Efforts on to improve CM's interface with public

By Our Special Correspondent

CHENNAI March 28. A day after a couple committed suicide at the Secretariat here in full view of the police and the public, a youth from Salem today lunged towards the Chief Minister, Jayalalithaa's convoy to present a petition.

As it swerved out of the Secretariat, the youth waiting at the bus stop opposite Fort St. George threw himself on the road, creating a flutter.

However, he suffered no injuries as the convoy halted and the Chief Minister received his petition. She is said to have chided him, asking him not to resort to such dangerous steps.

Earlier, before leaving the Secretariat, the Chief Minister, who did not receive petitions yesterday in view of the budget presentation, personally heard the grievances of several petitioners.

Couple commit suicide

Ms. Jayalalithaa also granted Rs. 1 lakh as solatium and promised a job to the daughter of a Coimbatore couple who committed suicide allegedly because they could not hand over their petition to the Chief Minister yesterday.

According to an official release, Velu and his disabled wife, Nalini, who had come to the Secretariat to present a petition, in a sudden fit of depression, drank poison around noon.

The solatium for their daughter, Uma, would be deposited in the Tamil Nadu Power Corporation and the monthly interest given to her.

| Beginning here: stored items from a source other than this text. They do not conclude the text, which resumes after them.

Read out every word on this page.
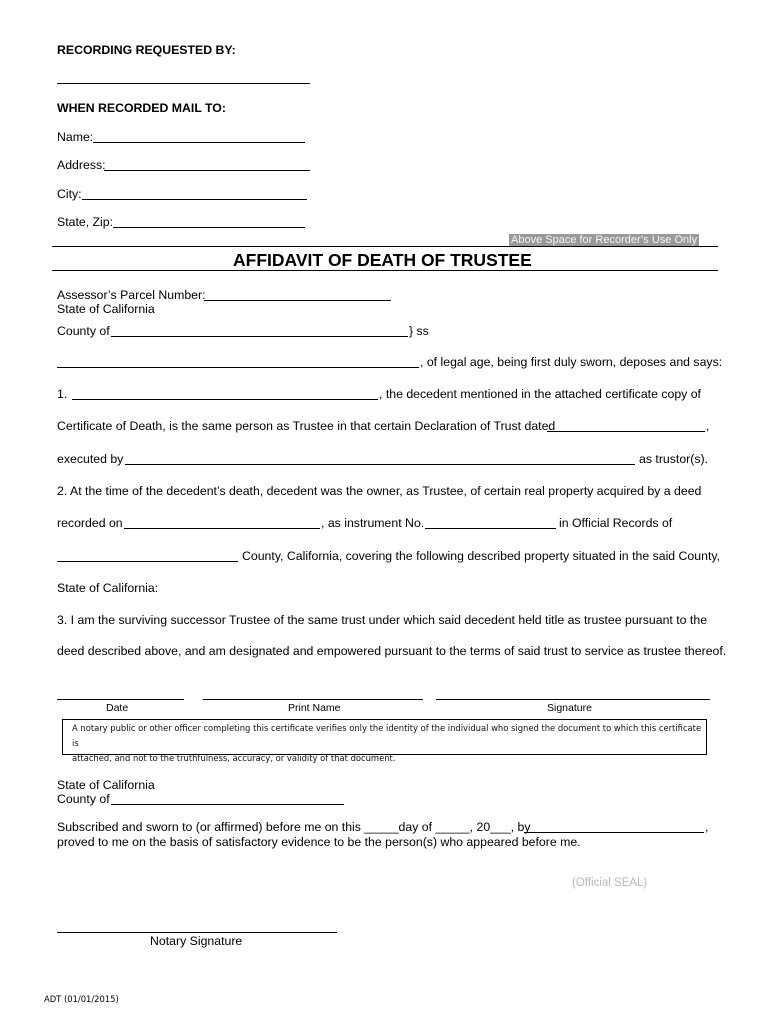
RECORDING REQUESTED BY:
WHEN RECORDED MAIL TO:
Name:
Address:
City:
State, Zip:
Above Space for Recorder’s Use Only
AFFIDAVIT OF DEATH OF TRUSTEE
Assessor’s Parcel Number:
State of California
County of	} ss
, of legal age, being first duly sworn, deposes and says:
1.	, the decedent mentioned in the attached certificate copy of
Certificate of Death, is the same person as Trustee in that certain Declaration of Trust dated	,
executed by	as trustor(s).
2. At the time of the decedent’s death, decedent was the owner, as Trustee, of certain real property acquired by a deed
recorded on	, as instrument No.	in Official Records of
County, California, covering the following described property situated in the said County,
State of California:
3. I am the surviving successor Trustee of the same trust under which said decedent held title as trustee pursuant to the
deed described above, and am designated and empowered pursuant to the terms of said trust to service as trustee thereof.
Date	Print Name	Signature
A notary public or other officer completing this certificate verifies only the identity of the individual who signed the document to which this certificate is
attached, and not to the truthfulness, accuracy, or validity of that document.
State of California
County of
Subscribed and sworn to (or affirmed) before me on this _____day of _____, 20___, by	,
proved to me on the basis of satisfactory evidence to be the person(s) who appeared before me.
(Official SEAL)
Notary Signature
ADT (01/01/2015)
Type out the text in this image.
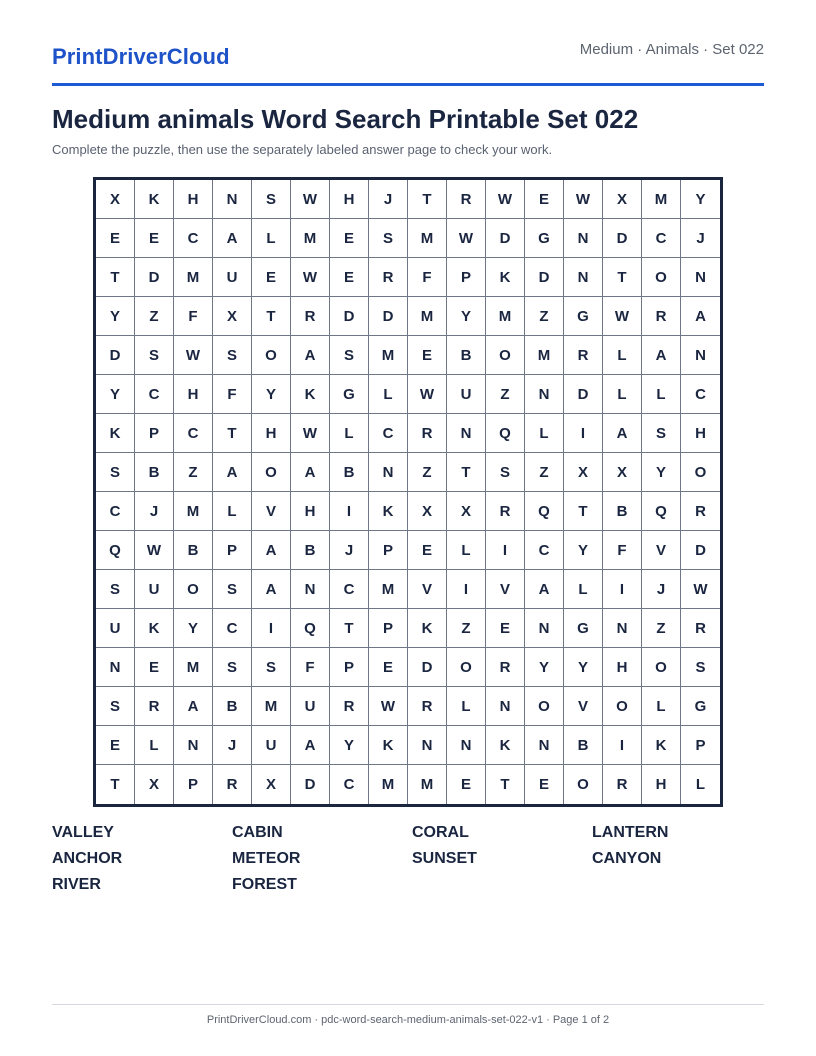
PrintDriverCloud	Medium · Animals · Set 022
Medium animals Word Search Printable Set 022
Complete the puzzle, then use the separately labeled answer page to check your work.
X	K	H	N	S	W	H	J	T	R	W	E	W	X	M	Y
E	E	C	A	L	M	E	S	M	W	D	G	N	D	C	J
T	D	M	U	E	W	E	R	F	P	K	D	N	T	O	N
Y	Z	F	X	T	R	D	D	M	Y	M	Z	G	W	R	A
D	S	W	S	O	A	S	M	E	B	O	M	R	L	A	N
Y	C	H	F	Y	K	G	L	W	U	Z	N	D	L	L	C
K	P	C	T	H	W	L	C	R	N	Q	L	I	A	S	H
S	B	Z	A	O	A	B	N	Z	T	S	Z	X	X	Y	O
C	J	M	L	V	H	I	K	X	X	R	Q	T	B	Q	R
Q	W	B	P	A	B	J	P	E	L	I	C	Y	F	V	D
S	U	O	S	A	N	C	M	V	I	V	A	L	I	J	W
U	K	Y	C	I	Q	T	P	K	Z	E	N	G	N	Z	R
N	E	M	S	S	F	P	E	D	O	R	Y	Y	H	O	S
S	R	A	B	M	U	R	W	R	L	N	O	V	O	L	G
E	L	N	J	U	A	Y	K	N	N	K	N	B	I	K	P
T	X	P	R	X	D	C	M	M	E	T	E	O	R	H	L
VALLEY	CABIN	CORAL	LANTERN
ANCHOR	METEOR	SUNSET	CANYON
RIVER	FOREST
PrintDriverCloud.com · pdc-word-search-medium-animals-set-022-v1 · Page 1 of 2
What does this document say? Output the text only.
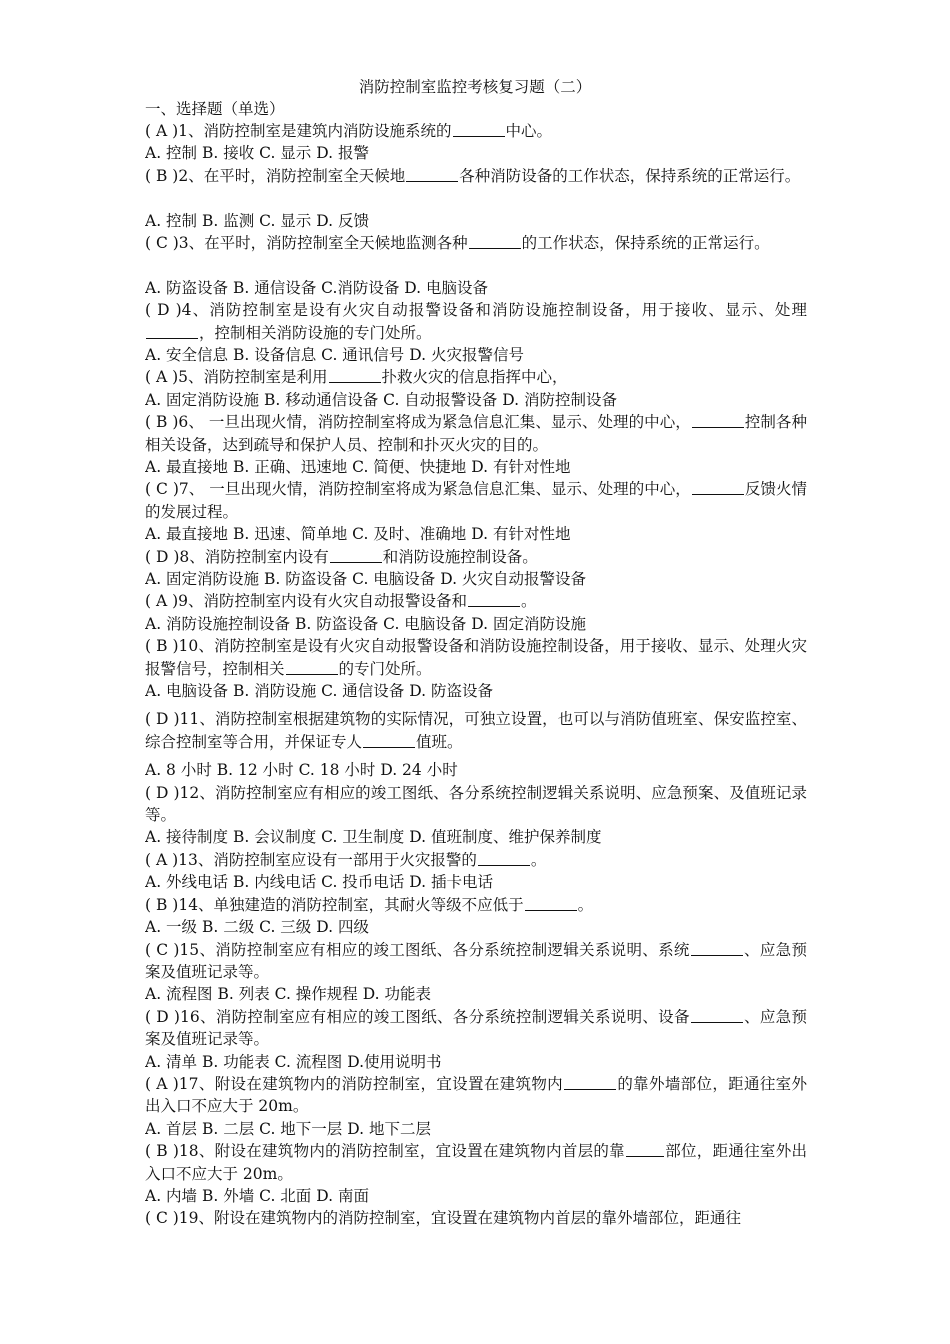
消防控制室监控考核复习题（二）
一、选择题（单选）
( A )1、消防控制室是建筑内消防设施系统的	中心。
A. 控制 B. 接收 C. 显示 D. 报警
( B )2、在平时，消防控制室全天候地	各种消防设备的工作状态，保持系统的正常运行。
A. 控制 B. 监测 C. 显示 D. 反馈
( C )3、在平时，消防控制室全天候地监测各种	的工作状态，保持系统的正常运行。
A. 防盗设备 B. 通信设备 C.消防设备 D. 电脑设备
( D )4、消防控制室是设有火灾自动报警设备和消防设施控制设备，用于接收、显示、处理，控制相关消防设施的专门处所。
A. 安全信息 B. 设备信息 C. 通讯信号 D. 火灾报警信号
( A )5、消防控制室是利用	扑救火灾的信息指挥中心，
A. 固定消防设施 B. 移动通信设备 C. 自动报警设备 D. 消防控制设备
( B )6、 一旦出现火情，消防控制室将成为紧急信息汇集、显示、处理的中心，	控制各种相关设备，达到疏导和保护人员、控制和扑灭火灾的目的。
A. 最直接地 B. 正确、迅速地 C. 简便、快捷地 D. 有针对性地
( C )7、 一旦出现火情，消防控制室将成为紧急信息汇集、显示、处理的中心，	反馈火情的发展过程。
A. 最直接地 B. 迅速、简单地 C. 及时、准确地 D. 有针对性地
( D )8、消防控制室内设有	和消防设施控制设备。
A. 固定消防设施 B. 防盗设备 C. 电脑设备 D. 火灾自动报警设备
( A )9、消防控制室内设有火灾自动报警设备和	。
A. 消防设施控制设备 B. 防盗设备 C. 电脑设备 D. 固定消防设施
( B )10、消防控制室是设有火灾自动报警设备和消防设施控制设备，用于接收、显示、处理火灾报警信号，控制相关	的专门处所。
A. 电脑设备 B. 消防设施 C. 通信设备 D. 防盗设备
( D )11、消防控制室根据建筑物的实际情况，可独立设置，也可以与消防值班室、保安监控室、综合控制室等合用，并保证专人	值班。
A. 8 小时 B. 12 小时 C. 18 小时 D. 24 小时
( D )12、消防控制室应有相应的竣工图纸、各分系统控制逻辑关系说明、应急预案、及值班记录等。
A. 接待制度 B. 会议制度 C. 卫生制度 D. 值班制度、维护保养制度
( A )13、消防控制室应设有一部用于火灾报警的	。
A. 外线电话 B. 内线电话 C. 投币电话 D. 插卡电话
( B )14、单独建造的消防控制室，其耐火等级不应低于	。
A. 一级 B. 二级 C. 三级 D. 四级
( C )15、消防控制室应有相应的竣工图纸、各分系统控制逻辑关系说明、系统	、应急预案及值班记录等。
A. 流程图 B. 列表 C. 操作规程 D. 功能表
( D )16、消防控制室应有相应的竣工图纸、各分系统控制逻辑关系说明、设备	、应急预案及值班记录等。
A. 清单 B. 功能表 C. 流程图 D.使用说明书
( A )17、附设在建筑物内的消防控制室，宜设置在建筑物内	的靠外墙部位，距通往室外出入口不应大于 20m。
A. 首层 B. 二层 C. 地下一层 D. 地下二层
( B )18、附设在建筑物内的消防控制室，宜设置在建筑物内首层的靠	部位，距通往室外出入口不应大于 20m。
A. 内墙 B. 外墙 C. 北面 D. 南面
( C )19、附设在建筑物内的消防控制室，宜设置在建筑物内首层的靠外墙部位，距通往
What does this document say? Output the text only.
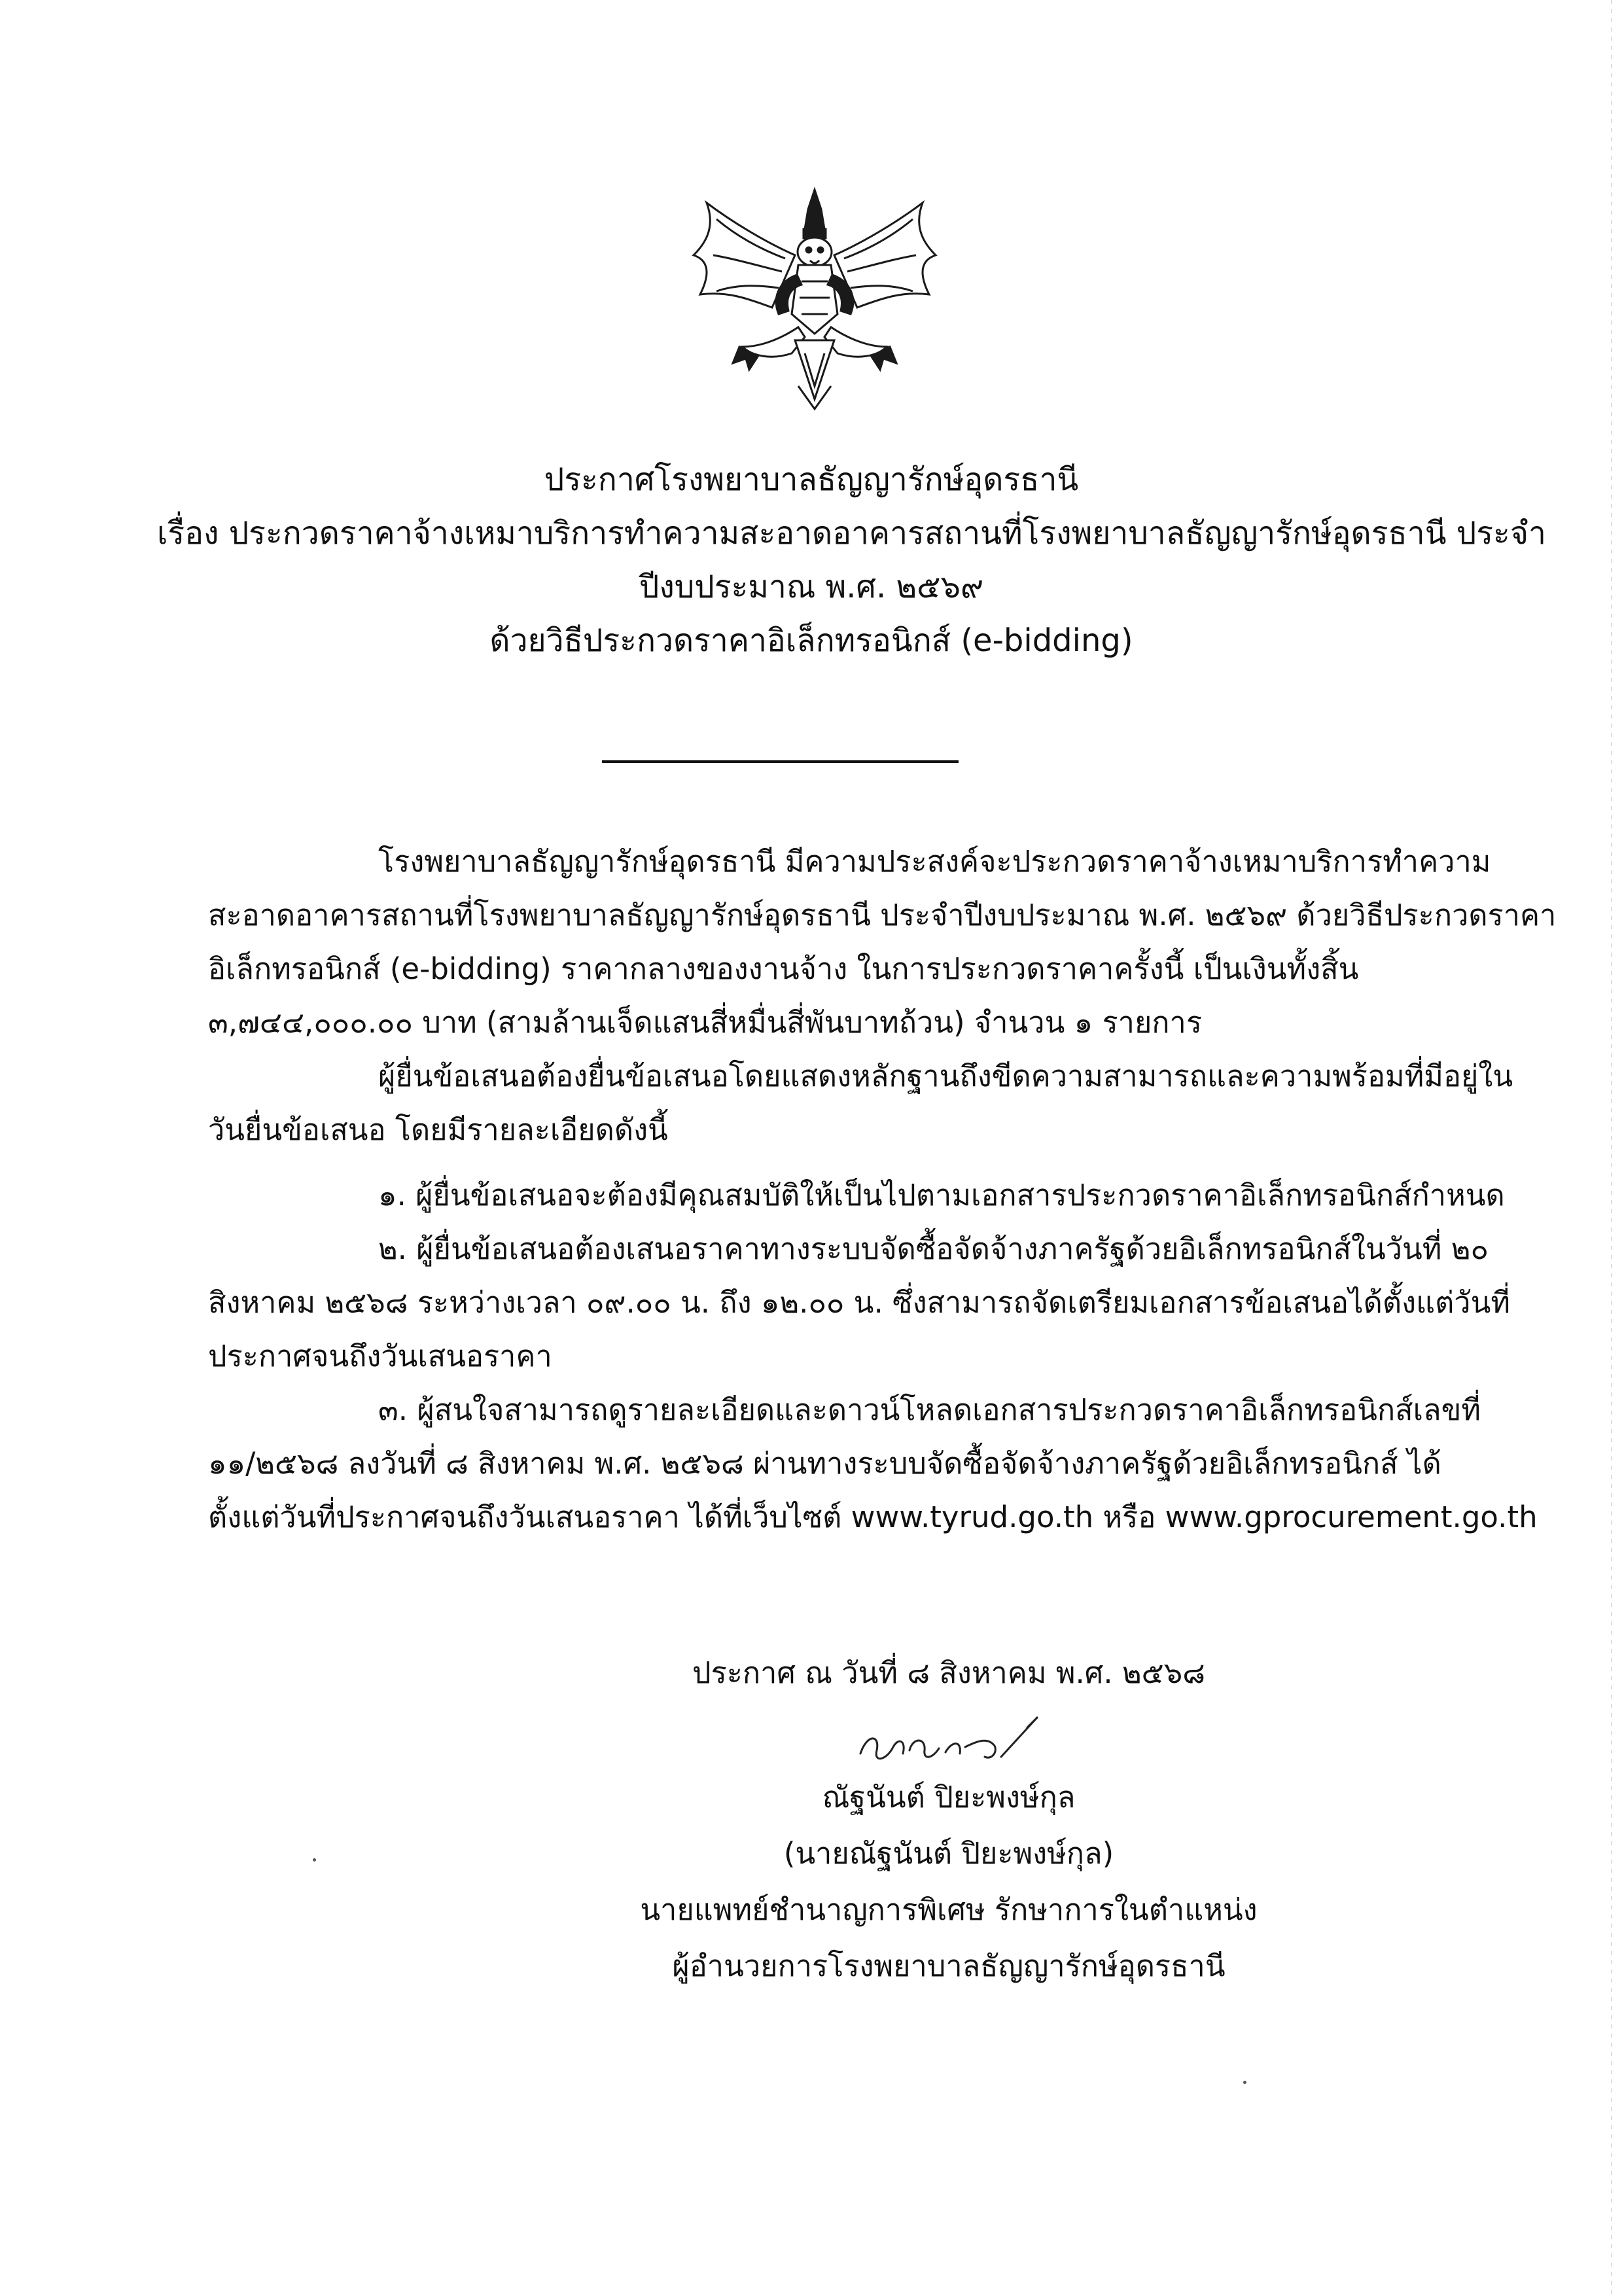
ประกาศโรงพยาบาลธัญญารักษ์อุดรธานี
เรื่อง ประกวดราคาจ้างเหมาบริการทำความสะอาดอาคารสถานที่โรงพยาบาลธัญญารักษ์อุดรธานี ประจำ
ปีงบประมาณ พ.ศ. ๒๕๖๙
ด้วยวิธีประกวดราคาอิเล็กทรอนิกส์ (e-bidding)
โรงพยาบาลธัญญารักษ์อุดรธานี มีความประสงค์จะประกวดราคาจ้างเหมาบริการทำความ
สะอาดอาคารสถานที่โรงพยาบาลธัญญารักษ์อุดรธานี ประจำปีงบประมาณ พ.ศ. ๒๕๖๙ ด้วยวิธีประกวดราคา
อิเล็กทรอนิกส์ (e-bidding) ราคากลางของงานจ้าง ในการประกวดราคาครั้งนี้ เป็นเงินทั้งสิ้น
๓,๗๔๔,๐๐๐.๐๐ บาท (สามล้านเจ็ดแสนสี่หมื่นสี่พันบาทถ้วน) จำนวน ๑ รายการ
ผู้ยื่นข้อเสนอต้องยื่นข้อเสนอโดยแสดงหลักฐานถึงขีดความสามารถและความพร้อมที่มีอยู่ใน
วันยื่นข้อเสนอ โดยมีรายละเอียดดังนี้
๑. ผู้ยื่นข้อเสนอจะต้องมีคุณสมบัติให้เป็นไปตามเอกสารประกวดราคาอิเล็กทรอนิกส์กำหนด
๒. ผู้ยื่นข้อเสนอต้องเสนอราคาทางระบบจัดซื้อจัดจ้างภาครัฐด้วยอิเล็กทรอนิกส์ในวันที่ ๒๐
สิงหาคม ๒๕๖๘ ระหว่างเวลา ๐๙.๐๐ น. ถึง ๑๒.๐๐ น. ซึ่งสามารถจัดเตรียมเอกสารข้อเสนอได้ตั้งแต่วันที่
ประกาศจนถึงวันเสนอราคา
๓. ผู้สนใจสามารถดูรายละเอียดและดาวน์โหลดเอกสารประกวดราคาอิเล็กทรอนิกส์เลขที่
๑๑/๒๕๖๘ ลงวันที่ ๘ สิงหาคม พ.ศ. ๒๕๖๘ ผ่านทางระบบจัดซื้อจัดจ้างภาครัฐด้วยอิเล็กทรอนิกส์ ได้
ตั้งแต่วันที่ประกาศจนถึงวันเสนอราคา ได้ที่เว็บไซต์ www.tyrud.go.th หรือ www.gprocurement.go.th
ประกาศ ณ วันที่ ๘ สิงหาคม พ.ศ. ๒๕๖๘
ณัฐนันต์ ปิยะพงษ์กุล
(นายณัฐนันต์ ปิยะพงษ์กุล)
นายแพทย์ชำนาญการพิเศษ รักษาการในตำแหน่ง
ผู้อำนวยการโรงพยาบาลธัญญารักษ์อุดรธานี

The suicide is a grim pointer to the difficulties faced by the people who arrive at the Secretariat from across the State to hand over petitions to Ms. Jayalalithaa.

After getting past the police at the entrance of the Secretariat, the people are subjected to several rounds of checks and asked to wait when they enter Fort St. George. And, they wait at least a couple of hours in the heat until she emerges, at the Secretariat portico.

Besides, the Chief Minister's special security personnel throw a ring round the petitioners. And, minutes before she arrives at or leaves the Secretariat, the officials of the Chief Minister's Cell perfunctorily receive the petitions from the crowd and put them into a large bag. It is not often that Ms. Jayalalithaa receives petitions directly.

And, on days when she is unable to receive the petitions, the Chief Minister's Special Cell lends no sympathetic ear to the petitioners.

The stifling security and the special cell do not complement the Chief Minister's practice of personally receiving petitions for a direct interface with the public, some of those who wanted to present petitions said.

When contacted, the Chief Minister's Cell Special Officer, Beela Rajesh, said efforts were being made to improve the system of receiving petitions.